To call the above function, we then just do (in the same script):

l_result="$(run_sql "10" "SystemDB" "SYSTEM" "SYSTEMPW" " " "ALTER SYSTEM ALTER CONFIGURATION ('global.ini', 'SYSTEM') SET ('persistence','log_mode')='overwrite' WITH RECONFIGURE")"

We are passing in the HANA instance number 10, you can use whatever your instance number is.

We can check the function return code (did the function return cleanly) like so:

if [[ $? -ne 0 ]] ; then 
   print "FAILED" 
   exit 1; 
fi

Here’s what we’re passing in our call to hdbsql (you can find this output by calling “hdbsql –help”):

-i instance number of the database engine
-d name of the database to connect
-U use credentials from user store
-u user name to connect
-p password to connect
-x run quietly (no messages, only query output)
-quiet Do not print the welcome screen
-F use as the field separator (default: ‘,’)
-C suppress escape output format
-j switch the page by page scroll output off
-Q show each column on a separate line
-a do not print any header for SELECT commands

If you wanted to return a value, then the “l_result” variable would contain the output.

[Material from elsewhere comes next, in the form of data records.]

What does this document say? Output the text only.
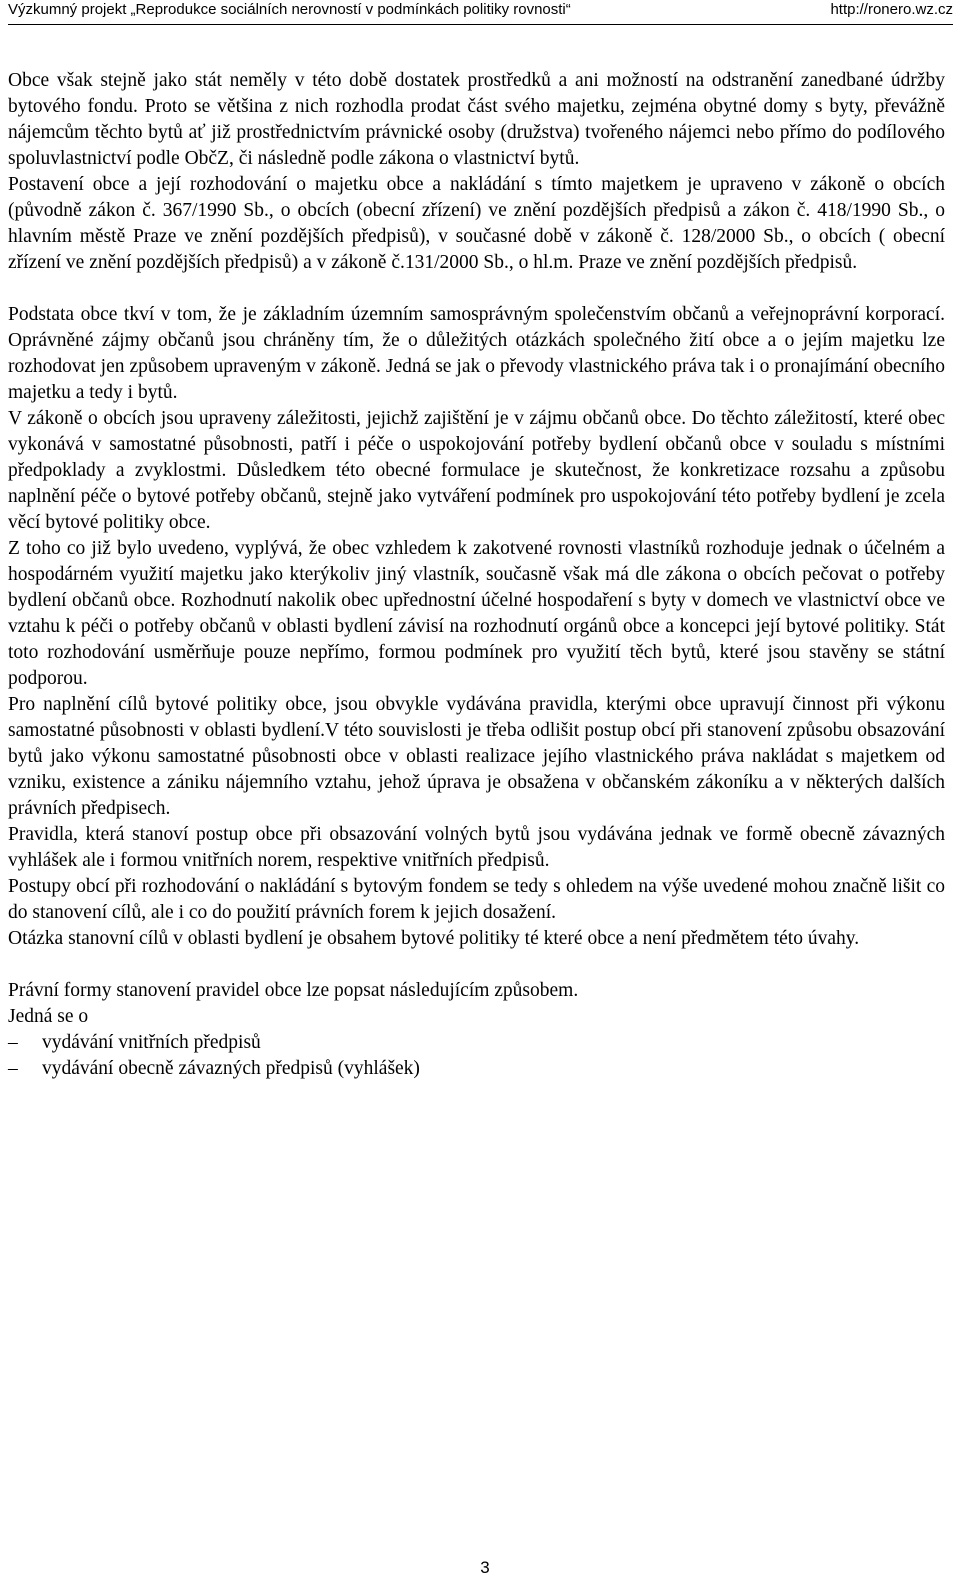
Výzkumný projekt „Reprodukce sociálních nerovností v podmínkách politiky rovnosti“	http://ronero.wz.cz

Obce však stejně jako stát neměly v této době dostatek prostředků a ani možností na odstranění zanedbané údržby bytového fondu. Proto se většina z nich rozhodla prodat část svého majetku, zejména obytné domy s byty, převážně nájemcům těchto bytů ať již prostřednictvím právnické osoby (družstva) tvořeného nájemci nebo přímo do podílového spoluvlastnictví podle ObčZ, či následně podle zákona o vlastnictví bytů.

Postavení obce a její rozhodování o majetku obce a nakládání s tímto majetkem je upraveno v zákoně o obcích (původně zákon č. 367/1990 Sb., o obcích (obecní zřízení) ve znění pozdějších předpisů a zákon č. 418/1990 Sb., o hlavním městě Praze ve znění pozdějších předpisů), v současné době v zákoně č. 128/2000 Sb., o obcích ( obecní zřízení ve znění pozdějších předpisů) a v zákoně č.131/2000 Sb., o hl.m. Praze ve znění pozdějších předpisů.

Podstata obce tkví v tom, že je základním územním samosprávným společenstvím občanů a veřejnoprávní korporací. Oprávněné zájmy občanů jsou chráněny tím, že o důležitých otázkách společného žití obce a o jejím majetku lze rozhodovat jen způsobem upraveným v zákoně. Jedná se jak o převody vlastnického práva tak i o pronajímání obecního majetku a tedy i bytů.

V zákoně o obcích jsou upraveny záležitosti, jejichž zajištění je v zájmu občanů obce. Do těchto záležitostí, které obec vykonává v samostatné působnosti, patří i péče o uspokojování potřeby bydlení občanů obce v souladu s místními předpoklady a zvyklostmi. Důsledkem této obecné formulace je skutečnost, že konkretizace rozsahu a způsobu naplnění péče o bytové potřeby občanů, stejně jako vytváření podmínek pro uspokojování této potřeby bydlení je zcela věcí bytové politiky obce.

Z toho co již bylo uvedeno, vyplývá, že obec vzhledem k zakotvené rovnosti vlastníků rozhoduje jednak o účelném a hospodárném využití majetku jako kterýkoliv jiný vlastník, současně však má dle zákona o obcích pečovat o potřeby bydlení občanů obce. Rozhodnutí nakolik obec upřednostní účelné hospodaření s byty v domech ve vlastnictví obce ve vztahu k péči o potřeby občanů v oblasti bydlení závisí na rozhodnutí orgánů obce a koncepci její bytové politiky. Stát toto rozhodování usměrňuje pouze nepřímo, formou podmínek pro využití těch bytů, které jsou stavěny se státní podporou.

Pro naplnění cílů bytové politiky obce, jsou obvykle vydávána pravidla, kterými obce upravují činnost při výkonu samostatné působnosti v oblasti bydlení.V této souvislosti je třeba odlišit postup obcí při stanovení způsobu obsazování bytů jako výkonu samostatné působnosti obce v oblasti realizace jejího vlastnického práva nakládat s majetkem od vzniku, existence a zániku nájemního vztahu, jehož úprava je obsažena v občanském zákoníku a v některých dalších právních předpisech.

Pravidla, která stanoví postup obce při obsazování volných bytů jsou vydávána jednak ve formě obecně závazných vyhlášek ale i formou vnitřních norem, respektive vnitřních předpisů.

Postupy obcí při rozhodování o nakládání s bytovým fondem se tedy s ohledem na výše uvedené mohou značně lišit co do stanovení cílů, ale i co do použití právních forem k jejich dosažení.

Otázka stanovní cílů v oblasti bydlení je obsahem bytové politiky té které obce a není předmětem této úvahy.

Právní formy stanovení pravidel obce lze popsat následujícím způsobem.

Jedná se o

–	vydávání vnitřních předpisů
–	vydávání obecně závazných předpisů (vyhlášek)
3
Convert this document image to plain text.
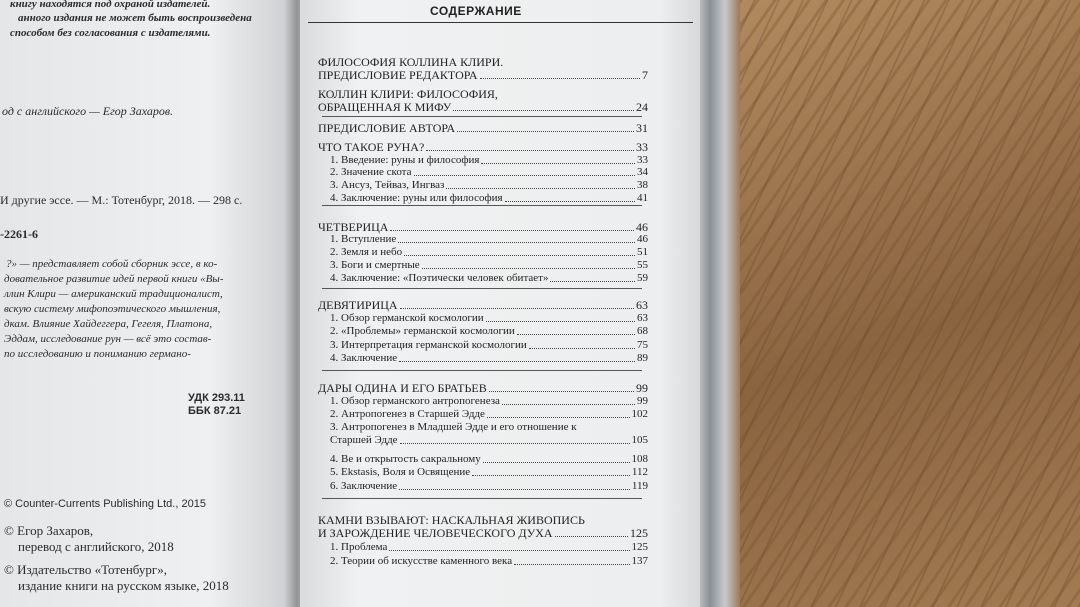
книгу находятся под охраной издателей.
анного издания не может быть воспроизведена
способом без согласования с издателями.
од с английского — Егор Захаров.
И другие эссе. — М.: Тотенбург, 2018. — 298 с.
-2261-6
?» — представляет собой сборник эссе, в ко-
довательное развитие идей первой книги «Вы-
ллин Клири — американский традиционалист,
вскую систему мифопоэтического мышления,
дкам. Влияние Хайдеггера, Гегеля, Платона,
Эддам, исследование рун — всё это состав-
по исследованию и пониманию германо-
УДК 293.11
ББК 87.21
© Counter-Currents Publishing Ltd., 2015
© Егор Захаров,
перевод с английского, 2018
© Издательство «Тотенбург»,
издание книги на русском языке, 2018
СОДЕРЖАНИЕ
ФИЛОСОФИЯ КОЛЛИНА КЛИРИ.
ПРЕДИСЛОВИЕ РЕДАКТОРА	7
КОЛЛИН КЛИРИ: ФИЛОСОФИЯ,
ОБРАЩЕННАЯ К МИФУ	24
ПРЕДИСЛОВИЕ АВТОРА	31
ЧТО ТАКОЕ РУНА?	33
1. Введение: руны и философия	33
2. Значение скота	34
3. Ансуз, Тейваз, Ингваз	38
4. Заключение: руны или философия	41
ЧЕТВЕРИЦА	46
1. Вступление	46
2. Земля и небо	51
3. Боги и смертные	55
4. Заключение: «Поэтически человек обитает»	59
ДЕВЯТИРИЦА	63
1. Обзор германской космологии	63
2. «Проблемы» германской космологии	68
3. Интерпретация германской космологии	75
4. Заключение	89
ДАРЫ ОДИНА И ЕГО БРАТЬЕВ	99
1. Обзор германского антропогенеза	99
2. Антропогенез в Старшей Эдде	102
3. Антропогенез в Младшей Эдде и его отношение к
Старшей Эдде	105
4. Ве и открытость сакральному	108
5. Ekstasis, Воля и Освящение	112
6. Заключение	119
КАМНИ ВЗЫВАЮТ: НАСКАЛЬНАЯ ЖИВОПИСЬ
И ЗАРОЖДЕНИЕ ЧЕЛОВЕЧЕСКОГО ДУХА	125
1. Проблема	125
2. Теории об искусстве каменного века	137
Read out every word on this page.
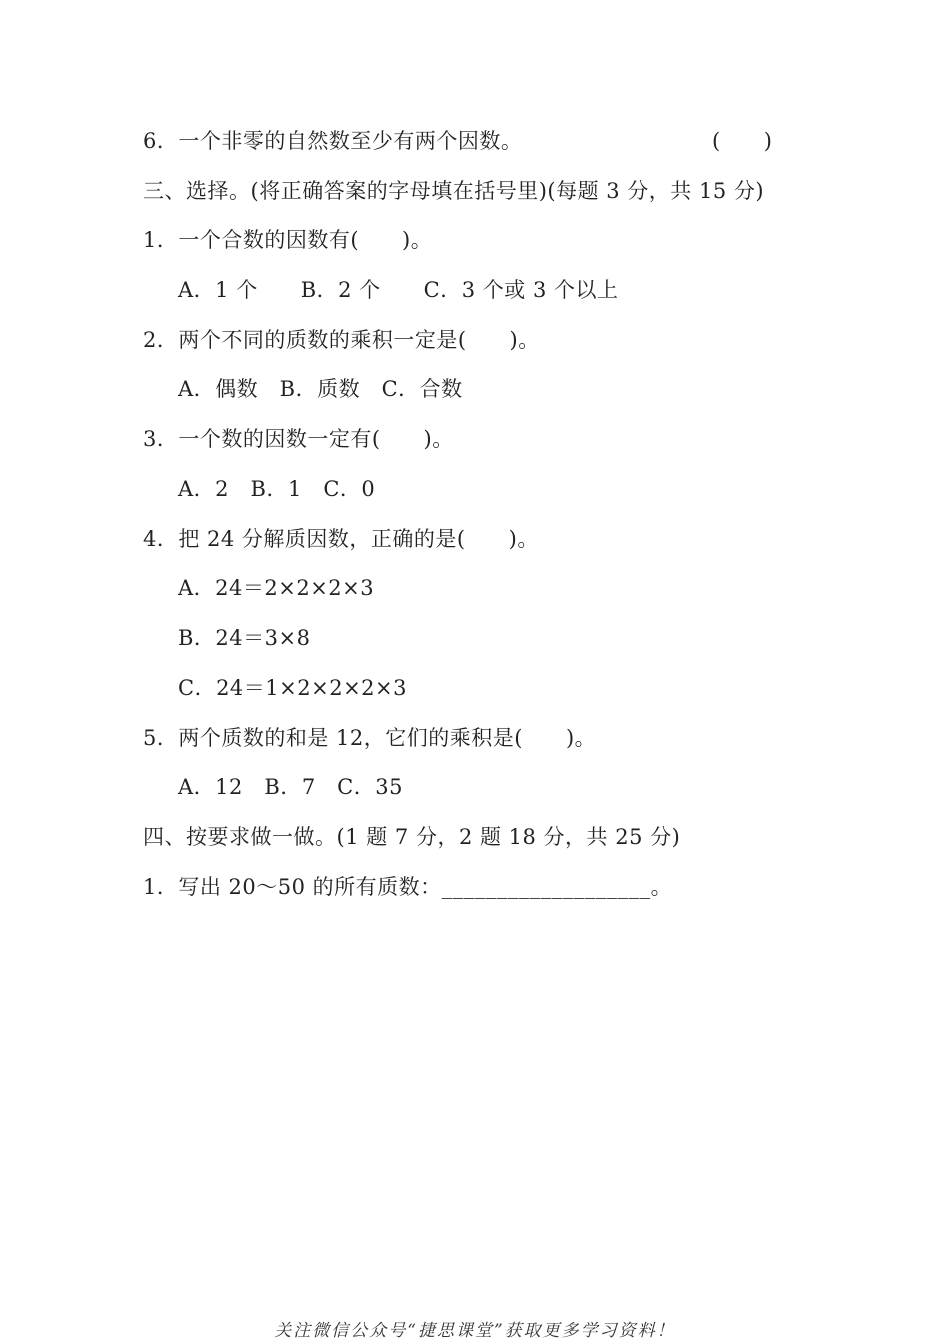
6．一个非零的自然数至少有两个因数。	(　　)
三、选择。(将正确答案的字母填在括号里)(每题 3 分，共 15 分)
1．一个合数的因数有(　　)。
A．1 个　　B．2 个　　C．3 个或 3 个以上
2．两个不同的质数的乘积一定是(　　)。
A．偶数　B．质数　C．合数
3．一个数的因数一定有(　　)。
A．2　B．1　C．0
4．把 24 分解质因数，正确的是(　　)。
A．24＝2×2×2×3
B．24＝3×8
C．24＝1×2×2×2×3
5．两个质数的和是 12，它们的乘积是(　　)。
A．12　B．7　C．35
四、按要求做一做。(1 题 7 分，2 题 18 分，共 25 分)
1．写出 20～50 的所有质数：___________________。
关注微信公众号“捷思课堂”获取更多学习资料！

Ideally, the function we wrote would be put into a chunk of modular code that could be referenced time and again from other Korn shell scripts.

You would also be looking to create some sets of standard functions for logging of messages to help with debugging. You can make it as complex as you wish.

In the call to “run_sql” we pass a column separator.
I usually like to use a “|” (pipe), then parse the returned values using the “awk” utility like so:

l_result="$(run_sql "10" "SystemDB" "SYSTEM" "SYSTEMPW" "|" "SELECT file_name,layer_name,section,key, value FROM SYS.M_INIFILE_CONTENTS WHERE layer_name='SYSTEM'")"

echo "${l_result}" | /bin/awk -F'|' '{ print $2" "$3" "$4 }'

When we execute the script we get the first 3 columns like so:

daemon.ini SYSTEM daemon 
diserver.ini SYSTEM communication 
global.ini SYSTEM auditing 
configuration global.ini SYSTEM 
backup global.ini SYSTEM
...

Obviously we don’t really embed the password in the script; it gets passed in.
You can either pass it in using the command line parameter method (./myscript.ksh someparam) or via the Linux environment variables (export myparam=something; ./myscript.ksh).
If you want you can even pipe it in (echo “myparam”| ./myscript.ksh) and “read” it into a variable.
You can also take a look at the “expect” utility to automate command line input.
Also, take a look at the “hdbuserstore” utility to store credentials for automation scripts (remember to set appropriatly secure privs on these database users).

That’s all there is to it for you to get started using Korn shell to call HANA.